Mr. Nusseibeh, however, did not discuss the intertwinement of Arab and Jewish neighborhoods, which could make it nearly impossible to rule Jerusalem with competing sovereignties on the same street.
Instead, the Palestinian representative suggested having both sides convene a joint Jerusalem city council, and the area of Jerusalem holiest both to Jews and Muslims, known as the Temple Mount and al-Aqsa mosque area, would come under some kind of “rule of God.” Mr. Nusseibeh also suggested lifting current religious restrictions barring Jews from the praying on the Temple Mount.
Mr. Nusseibeh’s comments ignored recent history. In 1949, following Israel’s War of Independence, Israeli and Arab negotiators agreed to an armistice and drew a line though Jerusalem, which provided U.N. guarantees for both sides to have access to the other side of the line.
With tens of Jewish neighborhoods, synagogues and cemeteries then in sovereign Arab hands, an access clause became vital to Israeli negotiators.
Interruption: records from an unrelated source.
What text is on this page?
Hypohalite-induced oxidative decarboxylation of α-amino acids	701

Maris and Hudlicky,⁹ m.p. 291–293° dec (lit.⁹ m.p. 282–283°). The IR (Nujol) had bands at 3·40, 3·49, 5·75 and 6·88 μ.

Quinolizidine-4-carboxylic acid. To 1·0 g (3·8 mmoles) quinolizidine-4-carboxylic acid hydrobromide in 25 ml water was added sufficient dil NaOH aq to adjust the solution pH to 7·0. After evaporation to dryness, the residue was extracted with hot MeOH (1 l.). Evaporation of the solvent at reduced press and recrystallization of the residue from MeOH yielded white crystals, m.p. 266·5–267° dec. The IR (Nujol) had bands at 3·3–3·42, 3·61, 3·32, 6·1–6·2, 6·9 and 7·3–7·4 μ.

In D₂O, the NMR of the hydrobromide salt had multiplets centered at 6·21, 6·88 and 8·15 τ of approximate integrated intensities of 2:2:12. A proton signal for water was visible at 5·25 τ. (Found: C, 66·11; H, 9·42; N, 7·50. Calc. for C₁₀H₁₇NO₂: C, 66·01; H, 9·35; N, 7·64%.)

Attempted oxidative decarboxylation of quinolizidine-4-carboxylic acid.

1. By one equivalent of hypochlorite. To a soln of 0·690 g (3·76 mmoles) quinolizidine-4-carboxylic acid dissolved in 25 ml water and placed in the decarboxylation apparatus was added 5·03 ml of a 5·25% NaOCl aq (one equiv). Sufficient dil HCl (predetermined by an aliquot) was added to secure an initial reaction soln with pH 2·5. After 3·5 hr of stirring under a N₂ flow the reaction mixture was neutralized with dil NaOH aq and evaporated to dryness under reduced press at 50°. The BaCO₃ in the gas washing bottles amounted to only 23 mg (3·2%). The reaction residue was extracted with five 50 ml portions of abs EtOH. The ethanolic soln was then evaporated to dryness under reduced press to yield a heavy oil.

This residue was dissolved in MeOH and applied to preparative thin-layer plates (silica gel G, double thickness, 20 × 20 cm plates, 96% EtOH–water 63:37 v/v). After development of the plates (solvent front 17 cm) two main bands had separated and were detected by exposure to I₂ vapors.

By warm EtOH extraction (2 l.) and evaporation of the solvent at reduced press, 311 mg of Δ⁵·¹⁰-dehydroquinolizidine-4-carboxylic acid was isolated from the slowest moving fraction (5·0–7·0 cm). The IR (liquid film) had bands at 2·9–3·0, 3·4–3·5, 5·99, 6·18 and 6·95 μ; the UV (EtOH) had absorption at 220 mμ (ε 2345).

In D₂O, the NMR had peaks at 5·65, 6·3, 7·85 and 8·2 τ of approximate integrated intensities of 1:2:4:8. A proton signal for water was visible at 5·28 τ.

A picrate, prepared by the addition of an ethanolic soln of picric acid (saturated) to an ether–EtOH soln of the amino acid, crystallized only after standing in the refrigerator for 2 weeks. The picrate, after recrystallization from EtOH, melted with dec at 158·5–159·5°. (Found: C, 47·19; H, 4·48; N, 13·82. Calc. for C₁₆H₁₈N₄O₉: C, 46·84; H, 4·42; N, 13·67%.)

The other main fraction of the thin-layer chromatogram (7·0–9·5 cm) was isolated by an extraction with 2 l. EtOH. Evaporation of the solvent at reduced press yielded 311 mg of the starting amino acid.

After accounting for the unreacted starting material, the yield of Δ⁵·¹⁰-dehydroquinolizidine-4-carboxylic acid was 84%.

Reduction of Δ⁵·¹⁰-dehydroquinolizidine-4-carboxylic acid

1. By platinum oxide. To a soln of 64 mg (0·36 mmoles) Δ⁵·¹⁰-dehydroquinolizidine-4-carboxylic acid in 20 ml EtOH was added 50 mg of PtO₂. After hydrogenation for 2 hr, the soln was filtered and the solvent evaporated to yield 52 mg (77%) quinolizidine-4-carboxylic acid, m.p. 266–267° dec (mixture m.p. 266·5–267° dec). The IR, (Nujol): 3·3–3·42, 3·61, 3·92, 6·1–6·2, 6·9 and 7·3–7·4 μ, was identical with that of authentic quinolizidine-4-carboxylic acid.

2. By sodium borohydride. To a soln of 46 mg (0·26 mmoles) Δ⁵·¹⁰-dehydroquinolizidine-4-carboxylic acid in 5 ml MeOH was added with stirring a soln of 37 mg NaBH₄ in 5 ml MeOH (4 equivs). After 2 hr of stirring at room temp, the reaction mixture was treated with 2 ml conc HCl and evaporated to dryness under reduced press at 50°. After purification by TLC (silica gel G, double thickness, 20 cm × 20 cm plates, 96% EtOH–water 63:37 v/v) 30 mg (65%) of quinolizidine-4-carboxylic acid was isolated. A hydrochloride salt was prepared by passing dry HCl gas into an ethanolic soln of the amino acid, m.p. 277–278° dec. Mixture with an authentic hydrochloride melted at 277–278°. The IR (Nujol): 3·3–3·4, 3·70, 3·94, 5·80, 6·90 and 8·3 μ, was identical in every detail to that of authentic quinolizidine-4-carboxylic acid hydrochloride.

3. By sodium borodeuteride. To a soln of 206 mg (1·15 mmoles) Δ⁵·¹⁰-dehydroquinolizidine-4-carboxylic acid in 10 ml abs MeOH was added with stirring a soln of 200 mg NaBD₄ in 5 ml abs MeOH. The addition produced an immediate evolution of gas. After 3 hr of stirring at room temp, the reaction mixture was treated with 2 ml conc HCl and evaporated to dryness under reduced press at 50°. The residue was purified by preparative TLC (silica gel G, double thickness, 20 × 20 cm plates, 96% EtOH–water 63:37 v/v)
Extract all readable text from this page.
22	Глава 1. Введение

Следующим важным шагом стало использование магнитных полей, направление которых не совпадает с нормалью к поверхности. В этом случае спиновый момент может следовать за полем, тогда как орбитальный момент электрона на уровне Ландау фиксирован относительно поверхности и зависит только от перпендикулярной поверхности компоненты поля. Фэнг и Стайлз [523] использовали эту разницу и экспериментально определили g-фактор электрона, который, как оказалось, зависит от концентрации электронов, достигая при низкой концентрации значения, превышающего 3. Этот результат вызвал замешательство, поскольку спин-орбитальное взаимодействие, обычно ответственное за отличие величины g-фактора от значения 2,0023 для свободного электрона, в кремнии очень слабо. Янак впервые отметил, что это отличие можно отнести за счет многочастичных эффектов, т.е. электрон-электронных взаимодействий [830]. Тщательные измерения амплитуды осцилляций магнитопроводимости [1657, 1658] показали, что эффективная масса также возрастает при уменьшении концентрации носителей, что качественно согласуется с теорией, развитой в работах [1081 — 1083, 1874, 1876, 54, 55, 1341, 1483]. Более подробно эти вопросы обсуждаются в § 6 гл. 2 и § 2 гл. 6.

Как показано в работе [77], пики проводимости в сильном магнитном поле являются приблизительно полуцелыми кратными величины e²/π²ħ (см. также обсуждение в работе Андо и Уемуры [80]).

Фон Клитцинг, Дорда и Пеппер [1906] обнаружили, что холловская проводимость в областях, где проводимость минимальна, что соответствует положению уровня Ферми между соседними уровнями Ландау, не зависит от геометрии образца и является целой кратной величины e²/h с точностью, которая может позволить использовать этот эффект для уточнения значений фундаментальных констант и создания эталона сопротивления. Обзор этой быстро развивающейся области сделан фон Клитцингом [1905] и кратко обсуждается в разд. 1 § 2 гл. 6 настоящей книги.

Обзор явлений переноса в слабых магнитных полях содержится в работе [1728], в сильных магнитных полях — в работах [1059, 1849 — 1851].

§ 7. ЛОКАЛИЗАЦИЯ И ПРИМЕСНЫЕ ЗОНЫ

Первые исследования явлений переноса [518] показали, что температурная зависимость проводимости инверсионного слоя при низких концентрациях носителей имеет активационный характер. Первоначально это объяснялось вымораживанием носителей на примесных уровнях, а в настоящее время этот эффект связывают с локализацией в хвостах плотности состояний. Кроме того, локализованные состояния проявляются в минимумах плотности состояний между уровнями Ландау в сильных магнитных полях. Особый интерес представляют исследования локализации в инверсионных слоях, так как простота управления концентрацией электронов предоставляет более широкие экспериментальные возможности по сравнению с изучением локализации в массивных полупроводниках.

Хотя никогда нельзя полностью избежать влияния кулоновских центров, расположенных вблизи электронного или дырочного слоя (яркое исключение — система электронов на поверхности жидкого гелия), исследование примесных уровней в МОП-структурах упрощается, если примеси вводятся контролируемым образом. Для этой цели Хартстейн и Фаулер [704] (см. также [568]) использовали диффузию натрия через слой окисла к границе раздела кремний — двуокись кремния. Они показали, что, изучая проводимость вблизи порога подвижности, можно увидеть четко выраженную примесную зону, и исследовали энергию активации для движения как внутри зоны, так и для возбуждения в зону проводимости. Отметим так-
However, soon after the armistice took effect, the Jordanians who controlled the Arab section of Jerusalem took measures to systematically destroy all vestiges of Jewish life in their zone of control.
During Jordanian rule of East Jerusalem, between 1949 and 1967, 57 synagogues were burned. The ancient Jewish cemetery of the Mount of Olives was transformed into a military base. Rows of sacred gravestones were used as latrines, and marble taken from these grave stones was used for the foundation of the Intercontinental Hotel on the Mount of Olives. The late Jordanian Defense Minister Anwar Nusseibeh, Dr. Nusseibeh’s father, oversaw this destruction of all traces of Jewish presence in areas under Arab rule in Jerusalem.